Par Iliassou NCHINGOU
Dans la région de l’Ouest, la farine fabriquée localement ne séduit pas encore les consommateurs. Les produits importés s’imposent toujours au détriment de ceux du terroir. Pourtant, cette matière première produite en abondance depuis la crise russo-ukrainienne est indispensable dans les pâtisseries. Ici, on y retrouve plusieurs variétés telles que la farine de manioc, de macabo, de patate voire même du maïs. Malheureusement, son utilisation dans les boulangeries et autres structures demeure mitigée. Dans le premier cas à savoir les boulangeries, plusieurs raisons de ce refus sont avancées. « Nous avons essayé au début, mais ça ne ne sert à rien de prendre un produit qui va faire fuire les clients. Alors, nous avons décidé de faire avec les farines de l’autre côté », affirme Philippe Medjou, responsable d’une boulangerie. Parallèlement, le manque de certification est l’une des causes de la méfiance. « Le domaine est très sensible. Nous avons les producteurs qui nous ont présentés leurs produits qui n’ont aucun document certifiant ce qu’ils nous proposent. Alors, nous n’y pouvons rien », déclare Fabrice N. Propriétaire.
Pourtant, à Dschang, un groupe des jeunes a mis sur pied avec l’appui des partenaires de l’Etat, une structure spécialisée dans la transformation. Malheureusement, peine à écouler leur produit. « La farine de patate peine à s’imposer sur le marché.
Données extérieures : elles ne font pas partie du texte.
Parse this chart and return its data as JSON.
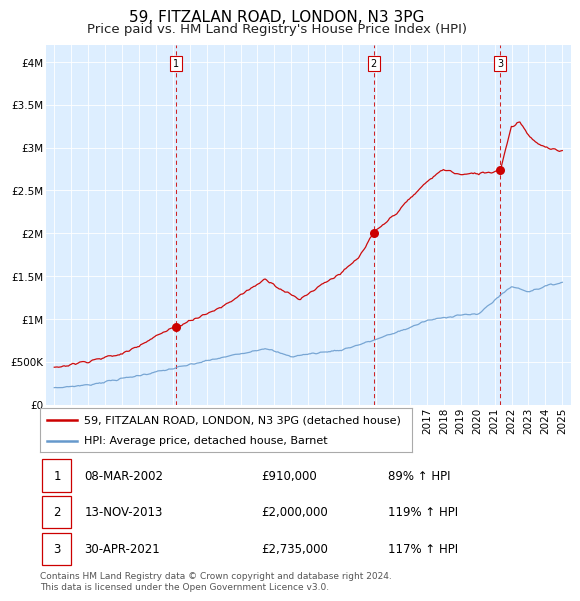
{
  "title": "59, FITZALAN ROAD, LONDON, N3 3PG",
  "subtitle": "Price paid vs. HM Land Registry's House Price Index (HPI)",
  "xlim": [
    1994.5,
    2025.5
  ],
  "ylim": [
    0,
    4200000
  ],
  "yticks": [
    0,
    500000,
    1000000,
    1500000,
    2000000,
    2500000,
    3000000,
    3500000,
    4000000
  ],
  "ytick_labels": [
    "£0",
    "£500K",
    "£1M",
    "£1.5M",
    "£2M",
    "£2.5M",
    "£3M",
    "£3.5M",
    "£4M"
  ],
  "background_color": "#ddeeff",
  "red_line_color": "#cc0000",
  "blue_line_color": "#6699cc",
  "dashed_line_color": "#cc0000",
  "sale_points": [
    {
      "year": 2002.19,
      "price": 910000,
      "label": "1"
    },
    {
      "year": 2013.87,
      "price": 2000000,
      "label": "2"
    },
    {
      "year": 2021.33,
      "price": 2735000,
      "label": "3"
    }
  ],
  "legend_red": "59, FITZALAN ROAD, LONDON, N3 3PG (detached house)",
  "legend_blue": "HPI: Average price, detached house, Barnet",
  "table_rows": [
    {
      "num": "1",
      "date": "08-MAR-2002",
      "price": "£910,000",
      "hpi": "89% ↑ HPI"
    },
    {
      "num": "2",
      "date": "13-NOV-2013",
      "price": "£2,000,000",
      "hpi": "119% ↑ HPI"
    },
    {
      "num": "3",
      "date": "30-APR-2021",
      "price": "£2,735,000",
      "hpi": "117% ↑ HPI"
    }
  ],
  "footnote": "Contains HM Land Registry data © Crown copyright and database right 2024.\nThis data is licensed under the Open Government Licence v3.0.",
  "title_fontsize": 11,
  "subtitle_fontsize": 9.5,
  "tick_fontsize": 7.5,
  "legend_fontsize": 8,
  "table_fontsize": 8.5,
  "footnote_fontsize": 6.5
}
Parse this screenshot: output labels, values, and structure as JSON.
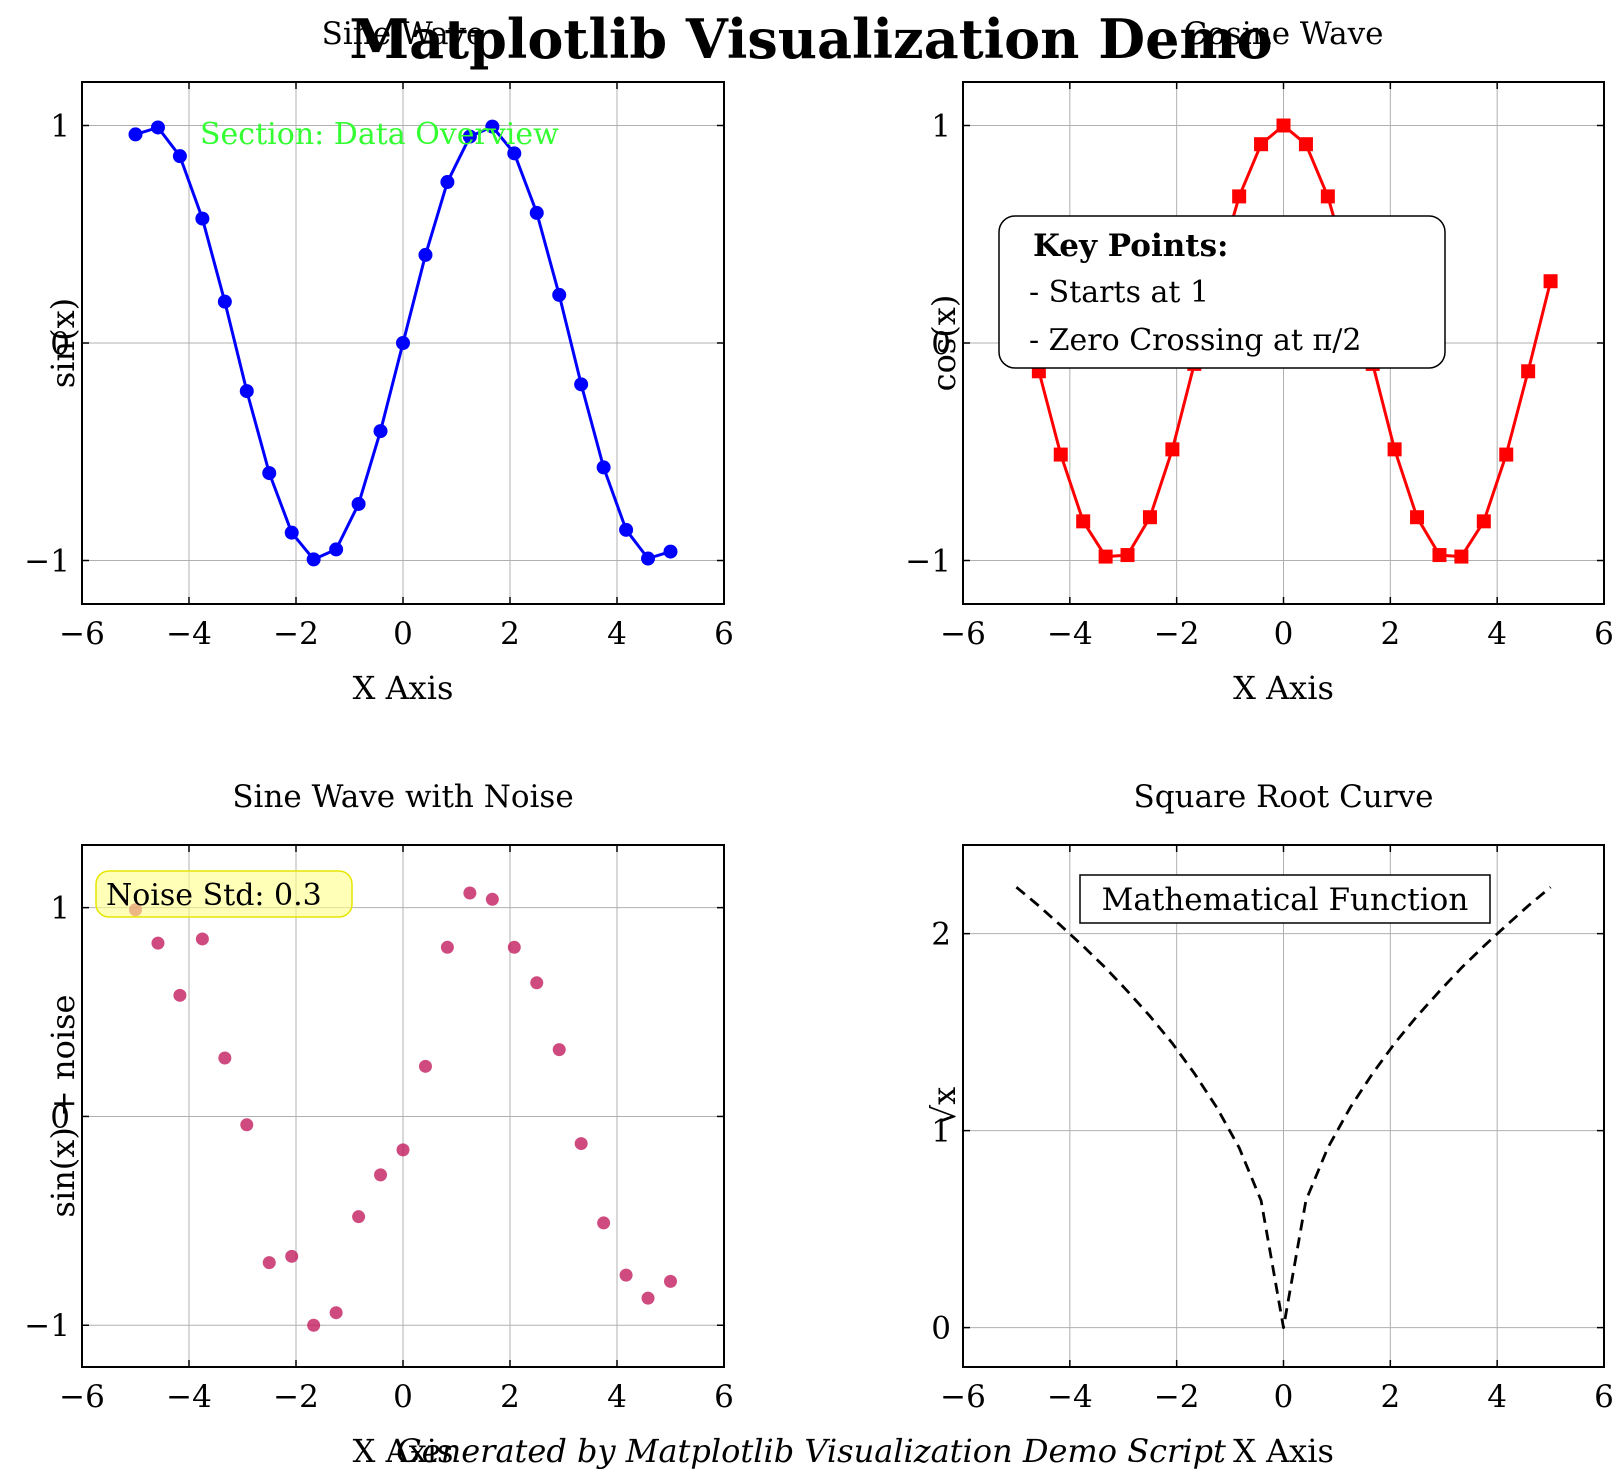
{
  "figure": {
    "suptitle": "Matplotlib Visualization Demo",
    "footer": "Generated by Matplotlib Visualization Demo Script"
  },
  "chart_data": [
    {
      "type": "line",
      "title": "Sine Wave",
      "xlabel": "X Axis",
      "ylabel": "sin(x)",
      "xlim": [
        -6,
        6
      ],
      "ylim": [
        -1.2,
        1.2
      ],
      "xticks": [
        "−6",
        "−4",
        "−2",
        "0",
        "2",
        "4",
        "6"
      ],
      "yticks": [
        "−1",
        "0",
        "1"
      ],
      "grid": true,
      "color": "#0000ff",
      "marker": "circle",
      "annotation": "Section: Data Overview",
      "annotation_color": "#33ff33",
      "x": [
        -5.0,
        -4.58,
        -4.17,
        -3.75,
        -3.33,
        -2.92,
        -2.5,
        -2.08,
        -1.67,
        -1.25,
        -0.83,
        -0.42,
        0.0,
        0.42,
        0.83,
        1.25,
        1.67,
        2.08,
        2.5,
        2.92,
        3.33,
        3.75,
        4.17,
        4.58,
        5.0
      ],
      "y": [
        0.959,
        0.991,
        0.859,
        0.572,
        0.19,
        -0.221,
        -0.598,
        -0.872,
        -0.995,
        -0.949,
        -0.74,
        -0.405,
        0.0,
        0.405,
        0.74,
        0.949,
        0.995,
        0.872,
        0.598,
        0.221,
        -0.19,
        -0.572,
        -0.859,
        -0.991,
        -0.959
      ]
    },
    {
      "type": "line",
      "title": "Cosine Wave",
      "xlabel": "X Axis",
      "ylabel": "cos(x)",
      "xlim": [
        -6,
        6
      ],
      "ylim": [
        -1.2,
        1.2
      ],
      "xticks": [
        "−6",
        "−4",
        "−2",
        "0",
        "2",
        "4",
        "6"
      ],
      "yticks": [
        "−1",
        "0",
        "1"
      ],
      "grid": true,
      "color": "#ff0000",
      "marker": "square",
      "annotation_box": {
        "heading": "Key Points:",
        "lines": [
          "- Starts at 1",
          "- Zero Crossing at π/2"
        ]
      },
      "x": [
        -5.0,
        -4.58,
        -4.17,
        -3.75,
        -3.33,
        -2.92,
        -2.5,
        -2.08,
        -1.67,
        -1.25,
        -0.83,
        -0.42,
        0.0,
        0.42,
        0.83,
        1.25,
        1.67,
        2.08,
        2.5,
        2.92,
        3.33,
        3.75,
        4.17,
        4.58,
        5.0
      ],
      "y": [
        0.284,
        -0.13,
        -0.513,
        -0.82,
        -0.982,
        -0.975,
        -0.801,
        -0.489,
        -0.096,
        0.315,
        0.674,
        0.914,
        1.0,
        0.914,
        0.674,
        0.315,
        -0.096,
        -0.489,
        -0.801,
        -0.975,
        -0.982,
        -0.82,
        -0.513,
        -0.13,
        0.284
      ]
    },
    {
      "type": "scatter",
      "title": "Sine Wave with Noise",
      "xlabel": "X Axis",
      "ylabel": "sin(x) + noise",
      "xlim": [
        -6,
        6
      ],
      "ylim": [
        -1.2,
        1.3
      ],
      "xticks": [
        "−6",
        "−4",
        "−2",
        "0",
        "2",
        "4",
        "6"
      ],
      "yticks": [
        "−1",
        "0",
        "1"
      ],
      "grid": true,
      "color": "#c2185b",
      "annotation": "Noise Std: 0.3",
      "x": [
        -5.0,
        -4.58,
        -4.17,
        -3.75,
        -3.33,
        -2.92,
        -2.5,
        -2.08,
        -1.67,
        -1.25,
        -0.83,
        -0.42,
        0.0,
        0.42,
        0.83,
        1.25,
        1.67,
        2.08,
        2.5,
        2.92,
        3.33,
        3.75,
        4.17,
        4.58,
        5.0
      ],
      "y": [
        0.99,
        0.83,
        0.58,
        0.85,
        0.28,
        -0.04,
        -0.7,
        -0.67,
        -1.0,
        -0.94,
        -0.48,
        -0.28,
        -0.16,
        0.24,
        0.81,
        1.07,
        1.04,
        0.81,
        0.64,
        0.32,
        -0.13,
        -0.51,
        -0.76,
        -0.87,
        -0.79
      ]
    },
    {
      "type": "line",
      "title": "Square Root Curve",
      "xlabel": "X Axis",
      "ylabel": "√x",
      "xlim": [
        -6,
        6
      ],
      "ylim": [
        -0.2,
        2.45
      ],
      "xticks": [
        "−6",
        "−4",
        "−2",
        "0",
        "2",
        "4",
        "6"
      ],
      "yticks": [
        "0",
        "1",
        "2"
      ],
      "grid": true,
      "color": "#000000",
      "linestyle": "dashed",
      "annotation": "Mathematical Function",
      "x": [
        -5.0,
        -4.58,
        -4.17,
        -3.75,
        -3.33,
        -2.92,
        -2.5,
        -2.08,
        -1.67,
        -1.25,
        -0.83,
        -0.42,
        0.0,
        0.42,
        0.83,
        1.25,
        1.67,
        2.08,
        2.5,
        2.92,
        3.33,
        3.75,
        4.17,
        4.58,
        5.0
      ],
      "y": [
        2.236,
        2.141,
        2.041,
        1.936,
        1.826,
        1.708,
        1.581,
        1.443,
        1.291,
        1.118,
        0.913,
        0.645,
        0.0,
        0.645,
        0.913,
        1.118,
        1.291,
        1.443,
        1.581,
        1.708,
        1.826,
        1.936,
        2.041,
        2.141,
        2.236
      ]
    }
  ]
}
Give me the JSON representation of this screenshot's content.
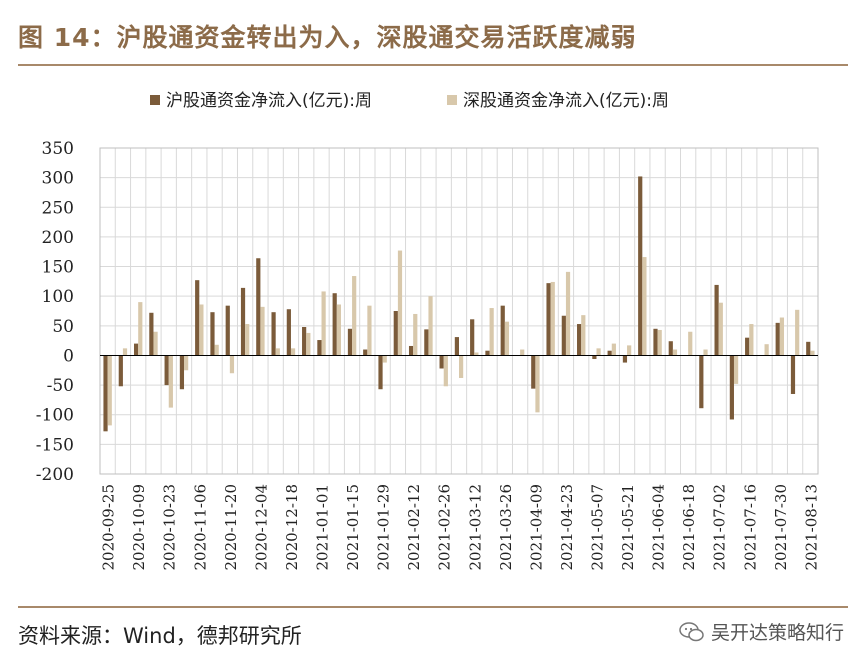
{
  "title": "图 14：沪股通资金转出为入，深股通交易活跃度减弱",
  "source": "资料来源：Wind，德邦研究所",
  "watermark": "吴开达策略知行",
  "chart_data": {
    "type": "bar",
    "legend_position": "top",
    "grid": true,
    "ylim": [
      -200,
      350
    ],
    "yticks": [
      350,
      300,
      250,
      200,
      150,
      100,
      50,
      0,
      -50,
      -100,
      -150,
      -200
    ],
    "tick_labels": [
      "2020-09-25",
      "2020-10-09",
      "2020-10-23",
      "2020-11-06",
      "2020-11-20",
      "2020-12-04",
      "2020-12-18",
      "2021-01-01",
      "2021-01-15",
      "2021-01-29",
      "2021-02-12",
      "2021-02-26",
      "2021-03-12",
      "2021-03-26",
      "2021-04-09",
      "2021-04-23",
      "2021-05-07",
      "2021-05-21",
      "2021-06-04",
      "2021-06-18",
      "2021-07-02",
      "2021-07-16",
      "2021-07-30",
      "2021-08-13"
    ],
    "categories": [
      "2020-09-25",
      "2020-10-02",
      "2020-10-09",
      "2020-10-16",
      "2020-10-23",
      "2020-10-30",
      "2020-11-06",
      "2020-11-13",
      "2020-11-20",
      "2020-11-27",
      "2020-12-04",
      "2020-12-11",
      "2020-12-18",
      "2020-12-25",
      "2021-01-01",
      "2021-01-08",
      "2021-01-15",
      "2021-01-22",
      "2021-01-29",
      "2021-02-05",
      "2021-02-12",
      "2021-02-19",
      "2021-02-26",
      "2021-03-05",
      "2021-03-12",
      "2021-03-19",
      "2021-03-26",
      "2021-04-02",
      "2021-04-09",
      "2021-04-16",
      "2021-04-23",
      "2021-04-30",
      "2021-05-07",
      "2021-05-14",
      "2021-05-21",
      "2021-05-28",
      "2021-06-04",
      "2021-06-11",
      "2021-06-18",
      "2021-06-25",
      "2021-07-02",
      "2021-07-09",
      "2021-07-16",
      "2021-07-23",
      "2021-07-30",
      "2021-08-06",
      "2021-08-13"
    ],
    "series": [
      {
        "name": "沪股通资金净流入(亿元):周",
        "color": "#7b5b3a",
        "values": [
          -128,
          -52,
          20,
          72,
          -50,
          -57,
          127,
          73,
          84,
          114,
          164,
          73,
          78,
          48,
          26,
          105,
          45,
          10,
          -57,
          75,
          16,
          44,
          -22,
          31,
          61,
          8,
          84,
          0,
          -56,
          122,
          67,
          53,
          -6,
          8,
          -12,
          302,
          45,
          24,
          0,
          -89,
          119,
          -108,
          30,
          0,
          55,
          -65,
          23
        ]
      },
      {
        "name": "深股通资金净流入(亿元):周",
        "color": "#d8c8ab",
        "values": [
          -118,
          12,
          90,
          40,
          -88,
          -25,
          86,
          18,
          -30,
          53,
          82,
          12,
          12,
          38,
          108,
          86,
          134,
          84,
          -12,
          177,
          70,
          100,
          -52,
          -38,
          5,
          80,
          57,
          10,
          -96,
          124,
          141,
          68,
          12,
          20,
          17,
          166,
          43,
          10,
          40,
          10,
          89,
          -48,
          53,
          19,
          64,
          77,
          8
        ]
      }
    ]
  }
}
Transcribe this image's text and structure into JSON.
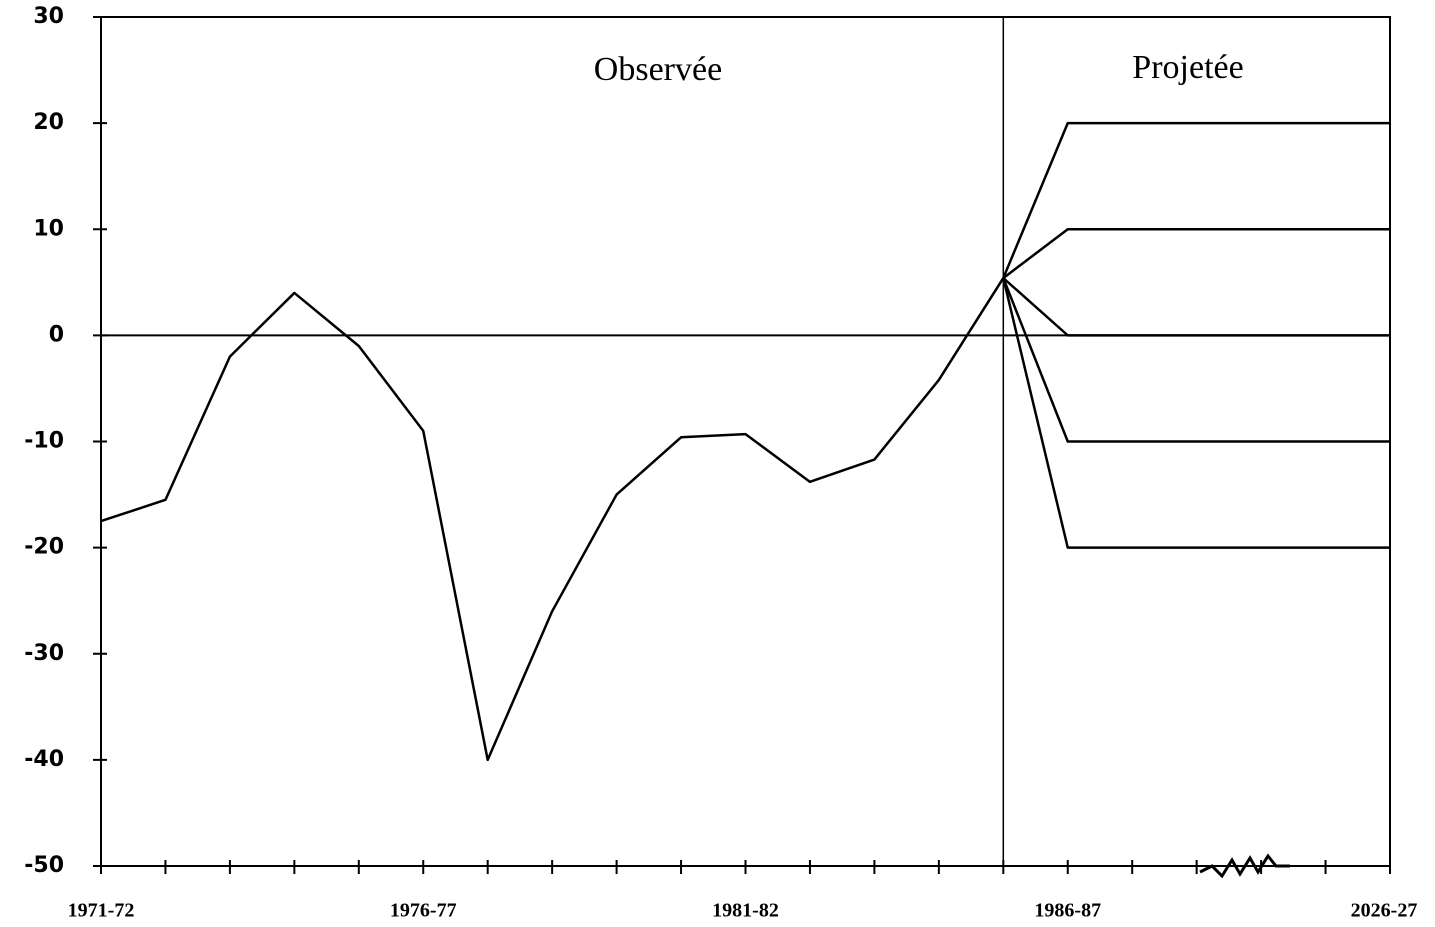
{
  "chart_data": {
    "type": "line",
    "annotations": [
      "Observée",
      "Projetée"
    ],
    "categories": [
      "1971-72",
      null,
      null,
      null,
      null,
      "1976-77",
      null,
      null,
      null,
      null,
      "1981-82",
      null,
      null,
      null,
      null,
      "1986-87",
      null,
      null,
      null,
      null,
      "2026-27"
    ],
    "series": [
      {
        "color": "#000000",
        "values": [
          -17.5,
          -15.5,
          -2,
          4,
          -1,
          -9,
          -40,
          -26,
          -15,
          -9.6,
          -9.3,
          -13.8,
          -11.7,
          -4.2,
          5.4,
          null,
          null,
          null,
          null,
          null,
          null
        ]
      },
      {
        "color": "#000000",
        "values": [
          null,
          null,
          null,
          null,
          null,
          null,
          null,
          null,
          null,
          null,
          null,
          null,
          null,
          null,
          5.4,
          20,
          20,
          20,
          20,
          20,
          20
        ]
      },
      {
        "color": "#000000",
        "values": [
          null,
          null,
          null,
          null,
          null,
          null,
          null,
          null,
          null,
          null,
          null,
          null,
          null,
          null,
          5.4,
          10,
          10,
          10,
          10,
          10,
          10
        ]
      },
      {
        "color": "#000000",
        "values": [
          null,
          null,
          null,
          null,
          null,
          null,
          null,
          null,
          null,
          null,
          null,
          null,
          null,
          null,
          5.4,
          0,
          0,
          0,
          0,
          0,
          0
        ]
      },
      {
        "color": "#000000",
        "values": [
          null,
          null,
          null,
          null,
          null,
          null,
          null,
          null,
          null,
          null,
          null,
          null,
          null,
          null,
          5.4,
          -10,
          -10,
          -10,
          -10,
          -10,
          -10
        ]
      },
      {
        "color": "#000000",
        "values": [
          null,
          null,
          null,
          null,
          null,
          null,
          null,
          null,
          null,
          null,
          null,
          null,
          null,
          null,
          5.4,
          -20,
          -20,
          -20,
          -20,
          -20,
          -20
        ]
      }
    ],
    "ylim": [
      -50,
      30
    ],
    "yticks": [
      30,
      20,
      10,
      0,
      -10,
      -20,
      -30,
      -40,
      -50
    ]
  }
}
Le faible coût de la farine de blé importée constitue un obstacle majeur. Notre farine, produite localement avec des coûts de transformation plus élevés, reste moins compétitive en termes de prix », s’indigne Leonel Wandji, jeune entrepreneur. Face à l’obstacle d’écoulement de leur produit issu de la patate, ils fabriquent eux-mêmes leurs gâteaux, pains, croquettes etc. et les proposent dans les grandes surfaces. Malgré ces difficultés, les producteurs demeurent déterminés à promouvoir une alimentation locale, durable et porteuse d’avenir. Enfin, pour favoriser véritablement la production et la consommation des produits locaux, un accompagnement institutionnel s’avère essentiel.
Les produits locaux ont besoin d’un engagement collectif.